Gold shines among vital Australian resources exports
JOHANNESBURG (miningweekly.com) – The Australian gold sector has proved to be the outstanding performer in the local resources industry in the first half of 2016, Melbourne-based specialist mining consultants Surbiton Associates said at the Diggers and Dealers Forum, in Kalgoorlie, on Monday.
Gold output for 2015 totalled 285 t, or 9.2-million ounces, which was worth more than A$14-billion at the average spot price for the year of some A$1 540/oz, although since the start of the current year, the Australian dollar gold price has risen further.
“The average spot price for the first half of 2016 was A$1 665/oz, 8% higher than last year’s average price,” said Surbiton Associates director Dr Sandra Close. “So far this year the gold price has generally trended upwards and is now nearing A$1 800/oz. With producers still keeping a tight rein on costs, such prices are providing a real boost.”
As world markets experienced uncertainty due to the Brexit vote, the Australian dollar gold price peaked briefly to an all-time record high of over A$1 850/oz on June 24, owing to a rise in the US dollar gold price combined with a weaker Australian dollar.
“Lately we have seen more producers locking in attractive prices and ensuring some excellent margins, by taking advantage of peaks in the local price and hedging part of their output,” Close said. “Output is remaining strong for the moment too, as producers ‘make hay while the sun shines,’ reduce their debt and pay some dividends.”
However, she said that if the price remained high producers might well begin to treat slightly lower grade material, to prolong the life of their operations and better use their resource, while still maintaining reasonable margins.
“Gold shares have once again caught the market’s attention,” Close said. “Prices of some of the ASX-listed producers have risen substantially, as gold has come back into favour, by virtue of higher gold prices plus gold’s traditional role as a store of wealth in uncertain times.”
She said that since the beginning of 2016, Saracen’s share price has almost tripled, the share prices of St Barbara and Evolution had more than doubled; and Newcrest’s share price had almost doubled.
Close said that while the gold sector was travelling better than most at the moment, the local minerals and energy industries were still well and truly in business too, despite what many people thought, and resources remained by far Australia’s greatest export earner.
“The latest government figures available show that for the 2014/15 financial year resources and energy exports, at A$172-billion, were just over four times greater than total agricultural exports of A$42-billion,” Close said. “It’s a long time since we rode on the sheep’s back – these days we well and truly ride on the back of giant yellow trucks and in big bulk carriers.”

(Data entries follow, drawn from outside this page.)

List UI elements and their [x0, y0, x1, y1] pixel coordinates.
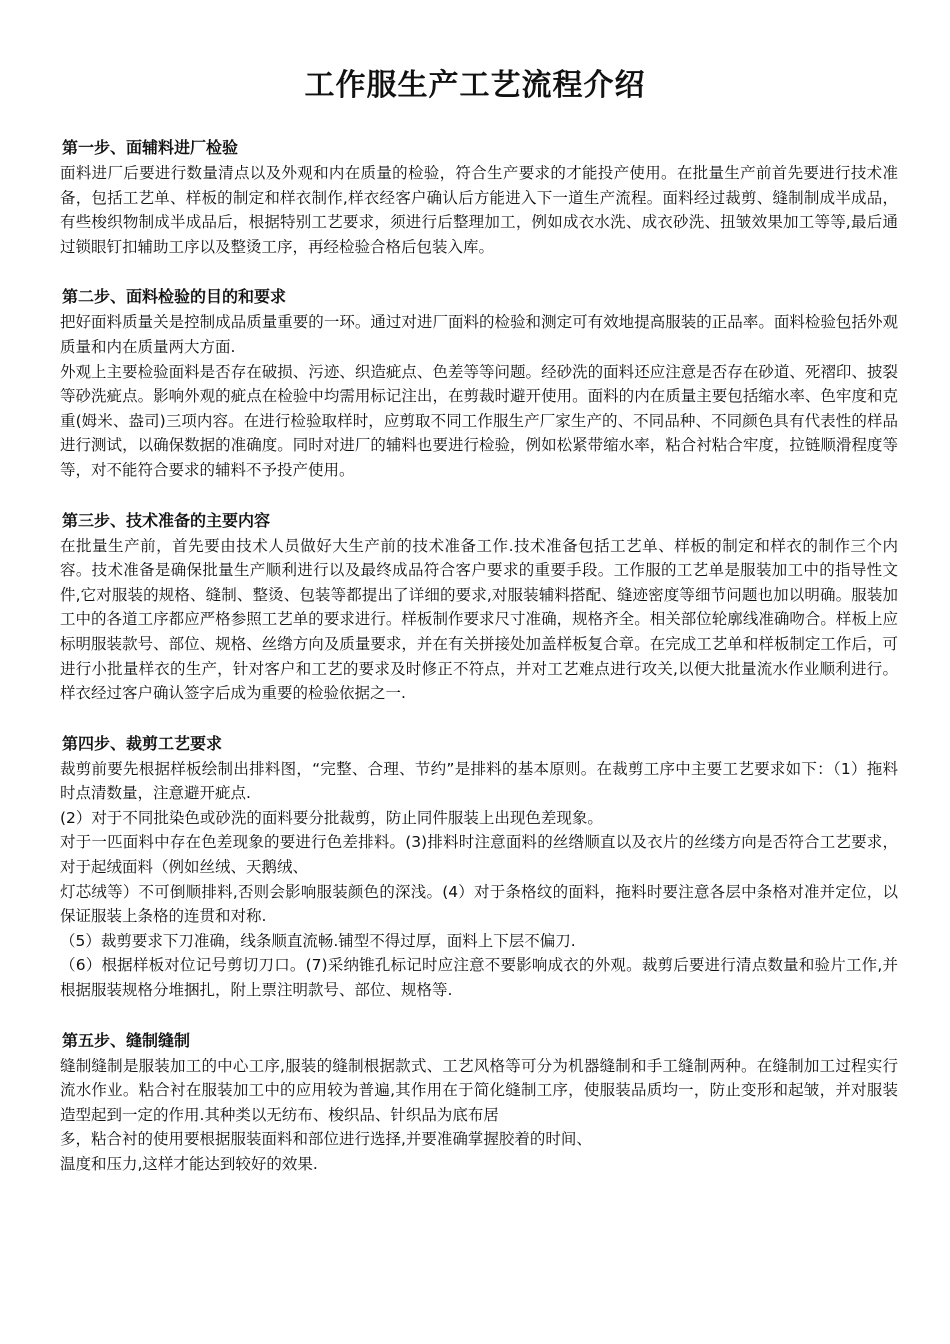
paragraph: （5）裁剪要求下刀准确，线条顺直流畅.铺型不得过厚，面料上下层不偏刀.	[60, 931, 576, 950]
paragraph: （6）根据样板对位记号剪切刀口。(7)采纳锥孔标记时应注意不要影响成衣的外观。裁剪后要进行清点数量和验片工作,并根据服装规格分堆捆扎，附上票注明款号、部位、规格等.	[60, 956, 898, 1000]
paragraph: 温度和压力,这样才能达到较好的效果.	[60, 1155, 318, 1173]
section-heading: 第五步、缝制缝制	[62, 1030, 191, 1050]
section-heading: 第三步、技术准备的主要内容	[62, 510, 271, 530]
document-body	[60, 136, 898, 1203]
section-heading: 第一步、面辅料进厂检验	[62, 138, 239, 157]
paragraph: 裁剪前要先根据样板绘制出排料图，“完整、合理、节约”是排料的基本原则。在裁剪工序中主要工艺要求如下：（1）拖料时点清数量，注意避开疵点.	[60, 759, 898, 803]
paragraph: 在批量生产前，首先要由技术人员做好大生产前的技术准备工作.技术准备包括工艺单、样板的制定和样衣的制作三个内容。技术准备是确保批量生产顺利进行以及最终成品符合客户要求的重要手段。工作服的工艺单是服装加工中的指导性文件,它对服装的规格、缝制、整烫、包装等都提出了详细的要求,对服装辅料搭配、缝迹密度等细节问题也加以明确。服装加工中的各道工序都应严格参照工艺单的要求进行。样板制作要求尺寸准确，规格齐全。相关部位轮廓线准确吻合。样板上应标明服装款号、部位、规格、丝绺方向及质量要求，并在有关拼接处加盖样板复合章。在完成工艺单和样板制定工作后，可进行小批量样衣的生产，针对客户和工艺的要求及时修正不符点，并对工艺难点进行攻关,以便大批量流水作业顺利进行。样衣经过客户确认签字后成为重要的检验依据之一.	[60, 536, 898, 703]
paragraph: 多，粘合衬的使用要根据服装面料和部位进行选择,并要准确掌握胶着的时间、	[60, 1130, 592, 1149]
section-step-1	[60, 136, 898, 259]
section-step-5	[60, 1029, 898, 1177]
paragraph: 灯芯绒等）不可倒顺排料,否则会影响服装颜色的深浅。(4）对于条格纹的面料，拖料时要注意各层中条格对准并定位，以保证服装上条格的连贯和对称.	[60, 882, 898, 926]
paragraph: 面料进厂后要进行数量清点以及外观和内在质量的检验，符合生产要求的才能投产使用。在批量生产前首先要进行技术准备，包括工艺单、样板的制定和样衣制作,样衣经客户确认后方能进入下一道生产流程。面料经过裁剪、缝制制成半成品，有些梭织物制成半成品后，根据特别工艺要求，须进行后整理加工，例如成衣水洗、成衣砂洗、扭皱效果加工等等,最后通过锁眼钉扣辅助工序以及整烫工序，再经检验合格后包装入库。	[60, 164, 898, 256]
paragraph: 缝制缝制是服装加工的中心工序,服装的缝制根据款式、工艺风格等可分为机器缝制和手工缝制两种。在缝制加工过程实行流水作业。粘合衬在服装加工中的应用较为普遍,其作用在于简化缝制工序，使服装品质均一，防止变形和起皱，并对服装造型起到一定的作用.其种类以无纺布、梭织品、针织品为底布居	[60, 1056, 898, 1124]
section-heading: 第二步、面料检验的目的和要求	[62, 287, 287, 307]
section-heading: 第四步、裁剪工艺要求	[62, 733, 223, 753]
paragraph: 把好面料质量关是控制成品质量重要的一环。通过对进厂面料的检验和测定可有效地提高服装的正品率。面料检验包括外观质量和内在质量两大方面.	[60, 313, 898, 356]
paragraph: (2）对于不同批染色或砂洗的面料要分批裁剪，防止同件服装上出现色差现象。	[60, 808, 603, 827]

She said that on a yearly basis the value of iron-ore exports alone, at about A$50-billion, was greater than the total of all agricultural exports, while the values of the next four largest single exports - coking coal, liquefied natural gas, thermal coal and gold - were between A$15-billion and A$20-billion for each commodity.
“The resources industry has undergone many changes in the 25 years since the first Diggers and Dealers Forum,” Close said. “I sometimes wonder how many Australians really appreciate the huge expansion the minerals and energy sectors have undergone in that time and how much they have contributed to our economy and our standard of living. Where would we be without them?”